Media Mail: Consists of books, sheet music, printed educational charts, film, videocassettes, CD-ROMs or other computer-readable media.
Minimum Size Standard: The smallest dimensions allowable for all mailable matter. Except for keys and identification items, a mail piece less that ¼ inch thick must be rectangular and meet the following minimum criteria: at least 5 inches long; at least 3 ½ inches height; at east 0.007 inches thick.
Package Services: Bound Printed Matter, Library Mail, Parcel Post and Media Mail. There is no minimum weight limit for the class of mail.
Postage Statement: Documentation provided by a mailer to the USPS that reports the volume of mail being presented and the postage payable or affixed.
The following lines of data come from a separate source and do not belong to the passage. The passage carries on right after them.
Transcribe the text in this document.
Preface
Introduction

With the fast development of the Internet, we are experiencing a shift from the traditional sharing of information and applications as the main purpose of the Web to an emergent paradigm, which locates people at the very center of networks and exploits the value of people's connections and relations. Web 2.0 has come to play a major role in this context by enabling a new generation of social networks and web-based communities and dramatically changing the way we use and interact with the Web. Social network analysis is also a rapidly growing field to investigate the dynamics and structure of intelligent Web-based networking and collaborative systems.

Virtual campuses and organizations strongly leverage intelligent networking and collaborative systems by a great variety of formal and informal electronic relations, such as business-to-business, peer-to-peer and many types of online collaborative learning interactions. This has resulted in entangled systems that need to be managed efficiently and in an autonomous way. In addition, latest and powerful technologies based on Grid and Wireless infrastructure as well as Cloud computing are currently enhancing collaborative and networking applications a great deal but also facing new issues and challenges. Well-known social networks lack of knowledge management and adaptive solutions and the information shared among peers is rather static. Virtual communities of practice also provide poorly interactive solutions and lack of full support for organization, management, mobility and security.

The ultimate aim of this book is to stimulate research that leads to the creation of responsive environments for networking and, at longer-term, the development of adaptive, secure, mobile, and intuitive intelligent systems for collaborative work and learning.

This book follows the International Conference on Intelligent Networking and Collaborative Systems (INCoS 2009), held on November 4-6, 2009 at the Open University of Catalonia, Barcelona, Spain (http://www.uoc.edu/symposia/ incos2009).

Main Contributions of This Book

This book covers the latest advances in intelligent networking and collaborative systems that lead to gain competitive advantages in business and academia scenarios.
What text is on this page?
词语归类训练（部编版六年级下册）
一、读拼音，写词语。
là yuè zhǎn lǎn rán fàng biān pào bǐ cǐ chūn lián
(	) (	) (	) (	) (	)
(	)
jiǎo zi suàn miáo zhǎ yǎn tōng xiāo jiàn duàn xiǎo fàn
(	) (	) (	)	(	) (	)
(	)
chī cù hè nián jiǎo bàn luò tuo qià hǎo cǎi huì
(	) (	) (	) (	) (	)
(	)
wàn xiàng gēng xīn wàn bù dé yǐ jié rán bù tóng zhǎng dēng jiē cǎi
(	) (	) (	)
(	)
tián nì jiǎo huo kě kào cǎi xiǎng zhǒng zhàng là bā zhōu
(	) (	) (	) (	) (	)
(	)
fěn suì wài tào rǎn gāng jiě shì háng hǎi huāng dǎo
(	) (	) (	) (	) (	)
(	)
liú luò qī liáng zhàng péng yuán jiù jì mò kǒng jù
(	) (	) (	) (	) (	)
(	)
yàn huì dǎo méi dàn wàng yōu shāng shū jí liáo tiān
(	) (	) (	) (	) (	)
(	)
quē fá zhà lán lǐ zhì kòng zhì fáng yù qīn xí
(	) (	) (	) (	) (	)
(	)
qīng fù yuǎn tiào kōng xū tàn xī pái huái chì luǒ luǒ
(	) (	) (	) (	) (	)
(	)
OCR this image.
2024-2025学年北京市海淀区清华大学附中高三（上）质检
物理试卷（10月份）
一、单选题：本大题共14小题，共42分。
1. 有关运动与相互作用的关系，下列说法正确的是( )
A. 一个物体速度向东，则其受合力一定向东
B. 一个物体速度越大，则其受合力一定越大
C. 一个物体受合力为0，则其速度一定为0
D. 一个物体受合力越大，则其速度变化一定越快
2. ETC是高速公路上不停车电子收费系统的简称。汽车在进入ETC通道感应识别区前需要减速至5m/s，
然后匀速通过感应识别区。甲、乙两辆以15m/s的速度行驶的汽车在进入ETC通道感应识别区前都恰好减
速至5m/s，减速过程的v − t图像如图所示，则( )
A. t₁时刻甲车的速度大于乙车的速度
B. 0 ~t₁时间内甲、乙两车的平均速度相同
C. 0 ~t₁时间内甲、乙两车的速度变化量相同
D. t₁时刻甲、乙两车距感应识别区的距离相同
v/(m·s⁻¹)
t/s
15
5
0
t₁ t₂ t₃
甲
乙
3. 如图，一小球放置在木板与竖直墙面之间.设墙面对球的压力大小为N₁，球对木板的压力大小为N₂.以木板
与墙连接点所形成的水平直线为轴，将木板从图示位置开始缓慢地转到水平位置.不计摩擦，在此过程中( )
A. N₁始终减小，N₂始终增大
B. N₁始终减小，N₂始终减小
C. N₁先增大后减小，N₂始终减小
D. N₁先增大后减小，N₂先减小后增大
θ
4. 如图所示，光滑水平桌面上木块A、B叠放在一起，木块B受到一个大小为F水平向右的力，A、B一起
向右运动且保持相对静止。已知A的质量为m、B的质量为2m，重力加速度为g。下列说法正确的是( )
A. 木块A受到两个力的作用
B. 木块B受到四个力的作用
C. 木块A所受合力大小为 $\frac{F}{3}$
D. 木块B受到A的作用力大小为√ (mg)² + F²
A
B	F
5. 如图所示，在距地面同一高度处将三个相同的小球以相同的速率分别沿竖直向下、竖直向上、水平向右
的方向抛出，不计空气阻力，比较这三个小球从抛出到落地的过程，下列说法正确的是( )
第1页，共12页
The statement certifies that the mail meets the applicable eligibility and addressing standards for the rate claimed.
Presort: The process by which a mailer groups mail by ZIP code to qualify for discount rates.
Pricing and Classification Service Center: A postal service office that provides guidance to employees and customers on mail classification, postage rates and mail preparation.
Prohibited Matter: Any material that is illegal to mail because it can kill or injure an individual or damage other mail. This includes certain poisons or controlled substances and certain flammable or hazardous materials.
Sack: A container generally used to transport flat-size mail, parcels and loose-piece mail.
Sortation: The distribution or separation of mail by ZIP codes, range of ZIP codes or carrier route.
Standard Mail: Regular Standard mail, Nonprofit Standard mail, Enhanced Carrier Route Standard mail. Circulars, printed matter, pamphlets, catalogs, newsletters, direct mail and merchandise can be sent as Standard mail.
Tray: A container used by the USPS and mailers to hold letters and First-Class mail flats. It is a basic unit of mail quantity for purposes of preparing mail to qualify for discounted postage rates.
ZIP+4 Code: A nine-digit, numeric code that identifies the individual delivery station, sector and segment assigned with an address. It is an enhancement to ZIP code processing.